A lo largo de su carrera, la estética visual de The Beatles funcionó como una radiografía perfecta de sus mutaciones sónicas.
Desde los pulcros trajes sin cuello y el corte taza en la era de «I Want to Hold Your Hand». Después, sigue el florecimiento psicodélico de bigotes y solapas coloridas en Sgt. Pepper’s Lonely Hearts Club Band. Finalmente, llegan las frondosas barbas y melenas desgreñadas de su etapa final.
Sin embargo, ninguna sesión fotográfica cargó con tanto peso histórico y dramático como la ocurrida el 22 de agosto de 1969. En esa fecha, los cuatro genios de Liverpool posaron juntos por última vez.
Entre cedros llorones y barbas tupidas: El escenario de Tittenhurst Park
Apenas dos días después de registrar su última sesión de grabación en estudio como cuarteto, John Lennon, Paul McCartney, George Harrison y Ringo Starr se reunieron en Tittenhurst Park. Esta imponente finca de 72 acres está ubicada en Sunninghill. Además, Lennon y Yoko Ono acababan de adquirirla.

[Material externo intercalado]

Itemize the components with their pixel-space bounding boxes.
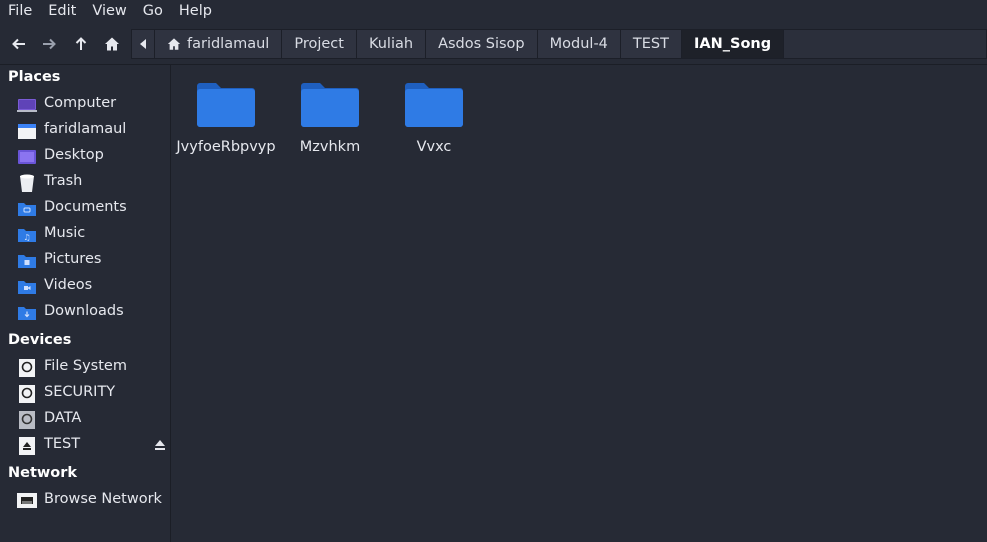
folder-icon bbox=[301, 83, 359, 127]
pictures-folder-icon bbox=[18, 255, 36, 268]
folder-item-vvxc[interactable]: Vvxc bbox=[384, 65, 484, 155]
forward-button[interactable] bbox=[38, 33, 60, 55]
network-heading: Network bbox=[8, 465, 78, 481]
menubar: File Edit View Go Help bbox=[0, 0, 987, 22]
home-button[interactable] bbox=[101, 33, 123, 55]
menu-edit[interactable]: Edit bbox=[40, 0, 84, 22]
sidebar-item-label: Pictures bbox=[44, 251, 102, 267]
sidebar-item-pictures[interactable]: Pictures bbox=[0, 249, 170, 273]
menu-go[interactable]: Go bbox=[135, 0, 171, 22]
crumb-project[interactable]: Project bbox=[282, 30, 357, 58]
up-button[interactable] bbox=[70, 33, 92, 55]
sidebar-item-security[interactable]: SECURITY bbox=[0, 382, 170, 406]
sidebar-item-label: Documents bbox=[44, 199, 127, 215]
drive-icon bbox=[19, 411, 35, 429]
menu-view[interactable]: View bbox=[84, 0, 134, 22]
sidebar-item-label: TEST bbox=[44, 436, 81, 452]
folder-name: Mzvhkm bbox=[299, 139, 361, 155]
eject-icon[interactable] bbox=[154, 439, 166, 451]
sidebar-item-file-system[interactable]: File System bbox=[0, 356, 170, 380]
music-folder-icon: ♫ bbox=[18, 229, 36, 242]
sidebar-item-label: Music bbox=[44, 225, 86, 241]
toolbar: faridlamaul Project Kuliah Asdos Sisop M… bbox=[0, 22, 987, 65]
computer-icon bbox=[17, 99, 37, 112]
sidebar-item-videos[interactable]: Videos bbox=[0, 275, 170, 299]
menu-file[interactable]: File bbox=[0, 0, 40, 22]
back-arrow-icon bbox=[12, 38, 25, 50]
downloads-folder-icon bbox=[18, 307, 36, 320]
crumb-modul-4[interactable]: Modul-4 bbox=[537, 30, 621, 58]
folder-name: JvyfoeRbpvyp bbox=[176, 139, 276, 155]
sidebar-item-label: Computer bbox=[44, 95, 117, 111]
network-icon bbox=[17, 493, 37, 508]
file-view[interactable]: JvyfoeRbpvyp Mzvhkm Vvxc bbox=[171, 65, 987, 542]
sidebar-item-label: Downloads bbox=[44, 303, 124, 319]
sidebar-item-music[interactable]: ♫ Music bbox=[0, 223, 170, 247]
home-icon bbox=[105, 37, 119, 51]
sidebar-item-documents[interactable]: Documents bbox=[0, 197, 170, 221]
crumb-ian-song[interactable]: IAN_Song bbox=[682, 30, 785, 58]
sidebar: Places Computer faridlamaul Desktop Tras… bbox=[0, 65, 171, 542]
crumb-home[interactable]: faridlamaul bbox=[155, 30, 283, 58]
folder-icon bbox=[405, 83, 463, 127]
sidebar-item-downloads[interactable]: Downloads bbox=[0, 301, 170, 325]
back-button[interactable] bbox=[8, 33, 30, 55]
sidebar-item-label: Desktop bbox=[44, 147, 104, 163]
folder-icon bbox=[197, 83, 255, 127]
drive-icon bbox=[19, 385, 35, 403]
crumb-test[interactable]: TEST bbox=[620, 30, 682, 58]
trash-icon bbox=[20, 174, 34, 192]
folder-item-jvyfoerbpvyp[interactable]: JvyfoeRbpvyp bbox=[176, 65, 276, 155]
sidebar-item-label: Trash bbox=[44, 173, 83, 189]
sidebar-item-label: SECURITY bbox=[44, 384, 116, 400]
videos-folder-icon bbox=[18, 281, 36, 294]
sidebar-item-label: DATA bbox=[44, 410, 82, 426]
sidebar-item-test[interactable]: TEST bbox=[0, 434, 170, 458]
breadcrumb: faridlamaul Project Kuliah Asdos Sisop M… bbox=[131, 29, 987, 59]
chevron-left-icon bbox=[140, 39, 146, 49]
sidebar-item-computer[interactable]: Computer bbox=[0, 93, 170, 117]
crumb-asdos-sisop[interactable]: Asdos Sisop bbox=[426, 30, 538, 58]
sidebar-item-browse-network[interactable]: Browse Network bbox=[0, 489, 170, 513]
devices-heading: Devices bbox=[8, 332, 72, 348]
sidebar-item-label: Browse Network bbox=[44, 491, 162, 507]
sidebar-item-label: faridlamaul bbox=[44, 121, 127, 137]
places-heading: Places bbox=[8, 69, 61, 85]
sidebar-item-desktop[interactable]: Desktop bbox=[0, 145, 170, 169]
drive-icon bbox=[19, 359, 35, 377]
sidebar-item-trash[interactable]: Trash bbox=[0, 171, 170, 195]
documents-folder-icon bbox=[18, 203, 36, 216]
up-arrow-icon bbox=[75, 37, 87, 50]
folder-item-mzvhkm[interactable]: Mzvhkm bbox=[280, 65, 380, 155]
svg-text:♫: ♫ bbox=[23, 233, 30, 242]
sidebar-item-data[interactable]: DATA bbox=[0, 408, 170, 432]
folder-name: Vvxc bbox=[416, 139, 452, 155]
crumb-kuliah[interactable]: Kuliah bbox=[356, 30, 427, 58]
breadcrumb-scroll-left-button[interactable] bbox=[132, 30, 155, 58]
removable-drive-icon bbox=[19, 437, 35, 455]
crumb-label: faridlamaul bbox=[187, 36, 270, 52]
sidebar-item-label: Videos bbox=[44, 277, 93, 293]
breadcrumb-empty-area bbox=[784, 30, 986, 58]
home-folder-icon bbox=[18, 124, 36, 139]
home-icon bbox=[167, 38, 181, 50]
forward-arrow-icon bbox=[43, 38, 56, 50]
desktop-icon bbox=[18, 150, 36, 164]
menu-help[interactable]: Help bbox=[171, 0, 220, 22]
sidebar-item-faridlamaul[interactable]: faridlamaul bbox=[0, 119, 170, 143]
sidebar-item-label: File System bbox=[44, 358, 127, 374]
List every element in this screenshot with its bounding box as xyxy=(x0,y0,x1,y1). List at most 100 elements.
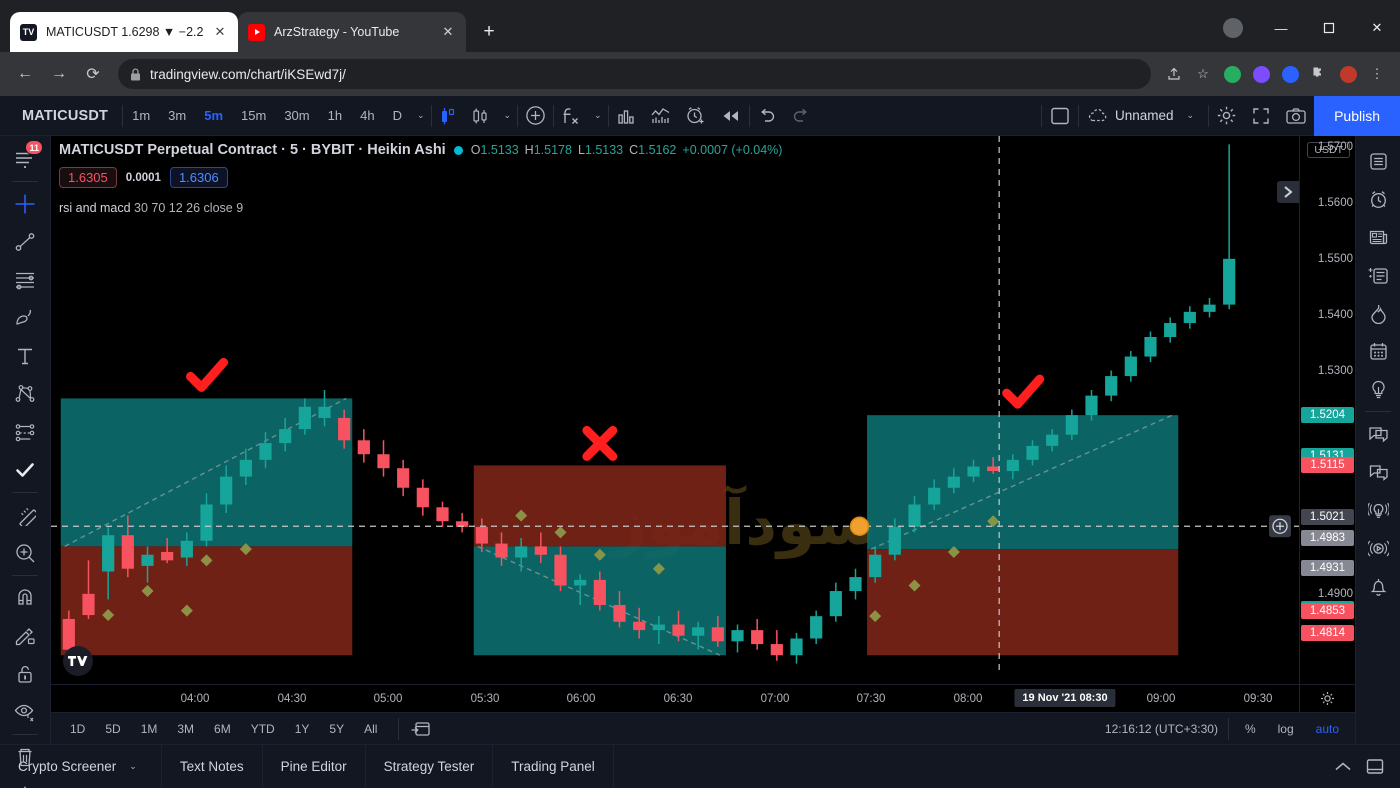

Bajo los lentes de los fotógrafos Ethan Russell y Monte Fresco, las imágenes capturaron el clima de la época. También hubo disparos adicionales del eterno asistente Mal Evans y registros audiovisuales caseros de Linda McCartney.
La mayoría del material de Abbey Road ya estaba listo y el aspecto de los músicos delataba el paso del tiempo. John y George lucían sombreros de ala ancha y barbas tupidas. Además, Ringo compartía esa densidad capilar y Paul destacaba como el único totalmente afeitado. Finalmente, tanto Yoko Ono como una embarazada Linda McCartney (quien daría a luz a Mary un mes después) formaron parte de varias de las tomas. Aparecieron en la hierba alta y frente a la mansión.
La despedida involuntaria y la portada de «Hey Jude»
Aunque en ese momento las fotografías fueron pensadas como mero material promocional, la sesión se convirtió en el punto final de su convivencia. Un retrato alineado frente al salón de actos terminó convirtiéndose en la portada del disco recopilatorio Hey Jude en 1970. Fue la última vez que los cuatro integrantes estuvieron juntos como banda.
En aquel instante, la tensión interna se manejaba con una tensa calma y nadie asumía explícitamente el final. Como recordaría el propio Ringo Starr años más tarde en Anthology:
«Fue solo una sesión de fotos. No estaba allí pensando: ‘Está bien, esta es la última sesión de fotos».
Poco después, en septiembre de ese mismo año, John Lennon le comunicaría en privado al grupo su decisión de marcharse. Paul, George y Ringo se reunirían de manera esporádica para rematar algunos cabos sueltos de Let It Be.
Finalmente McCartney hizo oficial la ruptura definitiva en abril de 1970. A 57 años de aquella tarde en los jardines de Tittenhurst, esas postales permanecen como el testamento visual de cuatro leyendas que, sin saberlo frente al lente, se estaban despidiendo para siempre.